Submodular Optimization-based Diverse Paraphrasing and its Effectiveness in Data Augmentation

机译：基于子模具优化的多种释义及其在数据增强中的有效性

获取原文

页面导航

摘要
著录项
相似文献
相关主题

摘要

Inducing diversity in the task of paraphrasing is an important problem in NLP with applications in data augmentation and conversational agents. Previous paraphrasing approaches have mainly focused on the issue of generating semantically similar paraphrases. while paying little attention towards diversity. In fact, most of the methods rely solely on top-k beam search sequences to obtain a set of paraphrases. The resulting set. however, contains many structurally similar sentences. In this work, we focus on the task of obtaining highly diverse paraphrases while not compromising on paraphrasing quality.
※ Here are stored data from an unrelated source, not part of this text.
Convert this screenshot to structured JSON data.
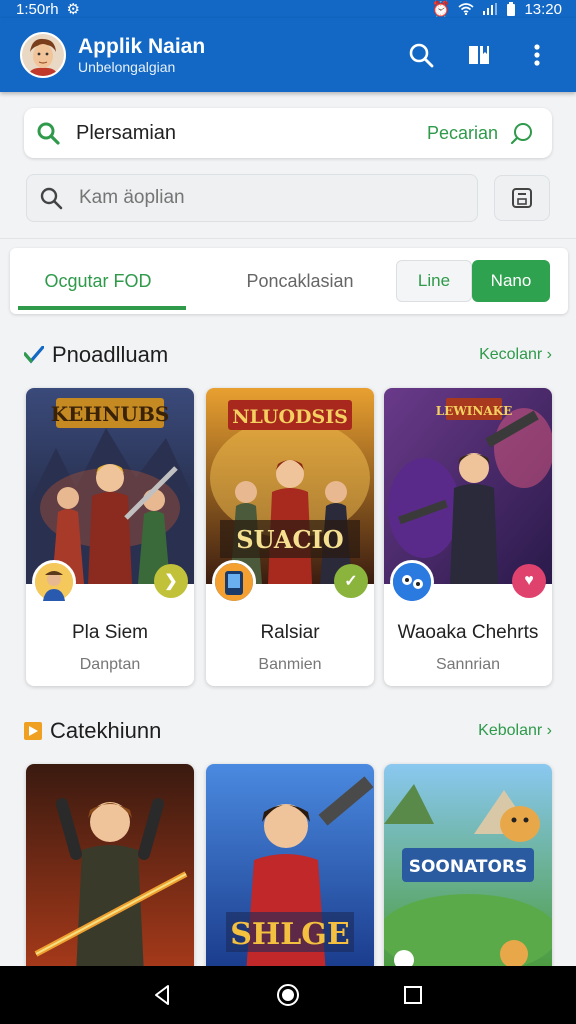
{
  "status": {
    "time_left": "1:50rh",
    "time_right": "13:20"
  },
  "app": {
    "title": "Applik Naian",
    "subtitle": "Unbelongalgian"
  },
  "filter": {
    "label": "Plersamian",
    "action": "Pecarian"
  },
  "search": {
    "placeholder": "Kam äoplian"
  },
  "tabs": {
    "tab1": "Ocgutar FOD",
    "tab2": "Poncaklasian",
    "seg1": "Line",
    "seg2": "Nano"
  },
  "section1": {
    "title": "Pnoadlluam",
    "more": "Kecolanr ›"
  },
  "section2": {
    "title": "Catekhiunn",
    "more": "Kebolanr ›"
  },
  "games": [
    {
      "art_title": "KEHNUBS",
      "name": "Pla Siem",
      "sub": "Danptan",
      "badge_color": "#c2c23a",
      "badge_icon": "❯"
    },
    {
      "art_title": "NLUODSIS",
      "banner": "SUACIO",
      "name": "Ralsiar",
      "sub": "Banmien",
      "badge_color": "#8ab43c",
      "badge_icon": "✓"
    },
    {
      "art_title": "LEWINAKE",
      "name": "Waoaka Chehrts",
      "sub": "Sannrian",
      "badge_color": "#e0426e",
      "badge_icon": "♥"
    }
  ],
  "row2": [
    {
      "banner": ""
    },
    {
      "banner": "SHLGE"
    },
    {
      "banner": "SOONATORS"
    }
  ],
  "colors": {
    "primary": "#1268c4",
    "accent": "#2e9a4a",
    "accent_fill": "#2ea24e"
  },
  "icons": {
    "search": "search-icon",
    "book": "bookmark-icon",
    "more": "more-vert-icon"
  }
}
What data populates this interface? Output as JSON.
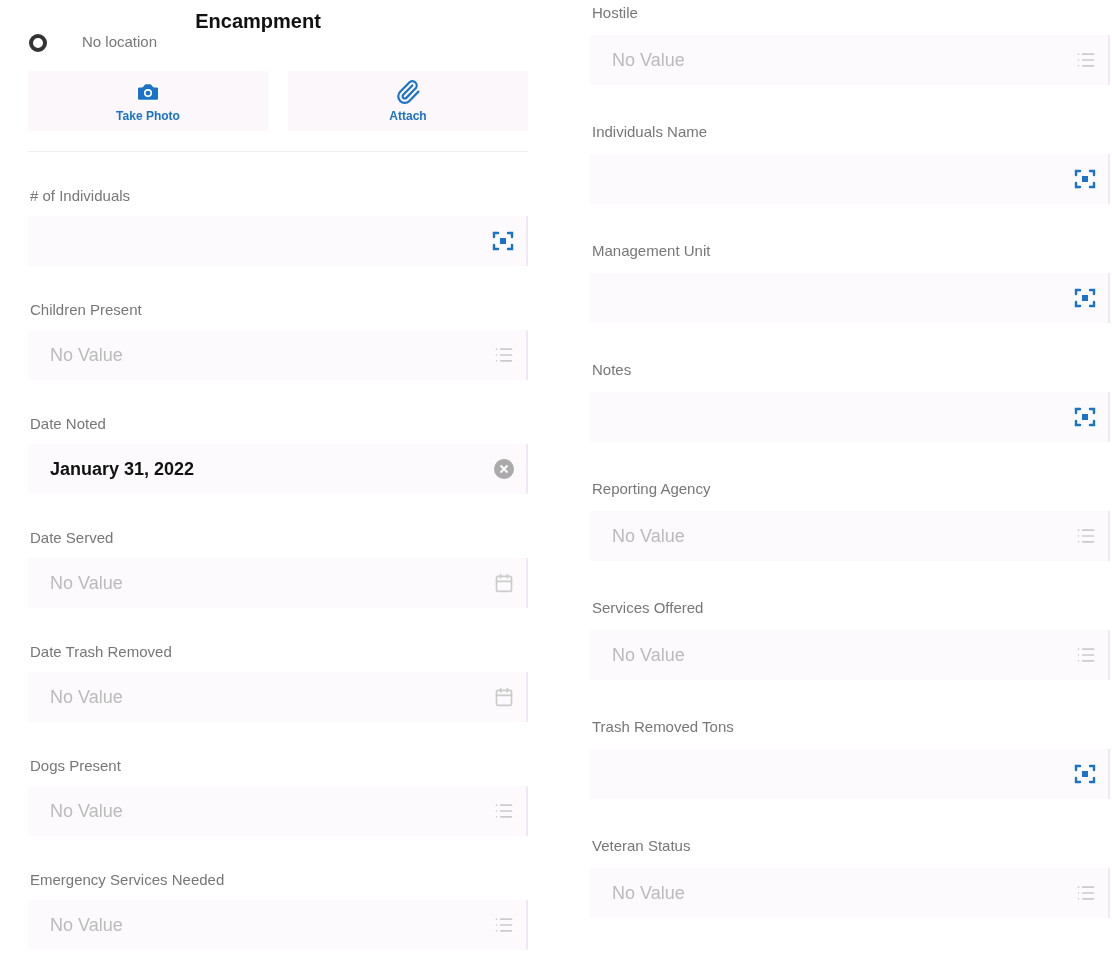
{
  "header": {
    "title": "Encampment",
    "location": "No location"
  },
  "attachments": [
    {
      "label": "Take Photo",
      "kind": "camera"
    },
    {
      "label": "Attach",
      "kind": "clip"
    }
  ],
  "left_fields": [
    {
      "label": "# of Individuals",
      "kind": "scan"
    },
    {
      "label": "Children Present",
      "kind": "list",
      "placeholder": "No Value"
    },
    {
      "label": "Date Noted",
      "kind": "clear",
      "value": "January 31, 2022"
    },
    {
      "label": "Date Served",
      "kind": "date",
      "placeholder": "No Value"
    },
    {
      "label": "Date Trash Removed",
      "kind": "date",
      "placeholder": "No Value"
    },
    {
      "label": "Dogs Present",
      "kind": "list",
      "placeholder": "No Value"
    },
    {
      "label": "Emergency Services Needed",
      "kind": "list",
      "placeholder": "No Value"
    }
  ],
  "right_fields": [
    {
      "label": "Hostile",
      "kind": "list",
      "placeholder": "No Value"
    },
    {
      "label": "Individuals Name",
      "kind": "scan"
    },
    {
      "label": "Management Unit",
      "kind": "scan"
    },
    {
      "label": "Notes",
      "kind": "scan"
    },
    {
      "label": "Reporting Agency",
      "kind": "list",
      "placeholder": "No Value"
    },
    {
      "label": "Services Offered",
      "kind": "list",
      "placeholder": "No Value"
    },
    {
      "label": "Trash Removed Tons",
      "kind": "scan"
    },
    {
      "label": "Veteran Status",
      "kind": "list",
      "placeholder": "No Value"
    }
  ]
}
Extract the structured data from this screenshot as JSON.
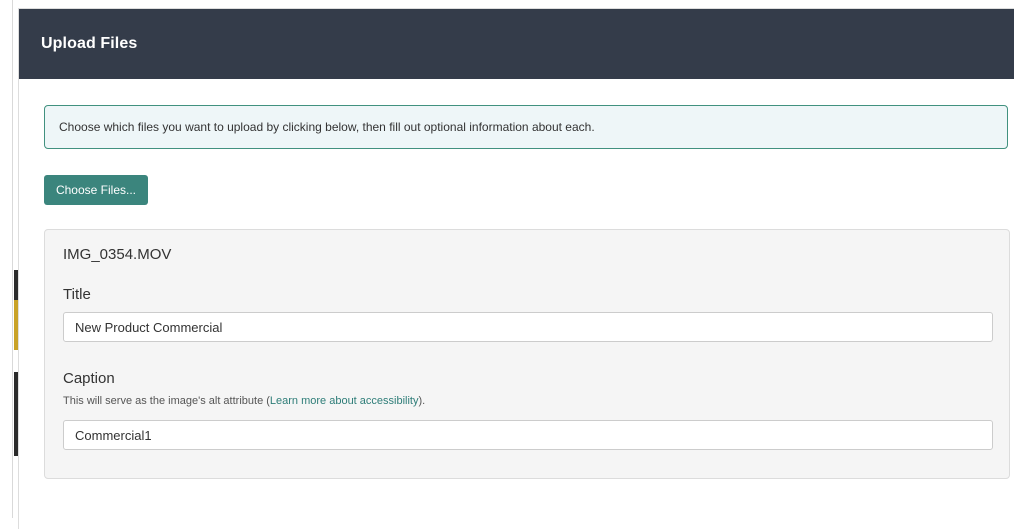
{
  "modal": {
    "title": "Upload Files",
    "instructions": "Choose which files you want to upload by clicking below, then fill out optional information about each.",
    "choose_button_label": "Choose Files..."
  },
  "file": {
    "name": "IMG_0354.MOV",
    "title_label": "Title",
    "title_value": "New Product Commercial",
    "caption_label": "Caption",
    "caption_help_prefix": "This will serve as the image's alt attribute (",
    "caption_help_link": "Learn more about accessibility",
    "caption_help_suffix": ").",
    "caption_value": "Commercial1"
  },
  "colors": {
    "header_bg": "#343c4a",
    "accent": "#3b857d",
    "alert_border": "#41917f",
    "alert_bg": "#eef6f8",
    "panel_bg": "#f5f5f5"
  }
}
We provide a novel formulation of the problem in terms of monotone submodular function maximization. specifically targeted towards the task of paraphrasing. Additionally, we demonstrate the effectiveness of our method for data augmentation on multiple tasks such as intent classification and paraphrase recognition. In order to drive further research, we have made the source code available.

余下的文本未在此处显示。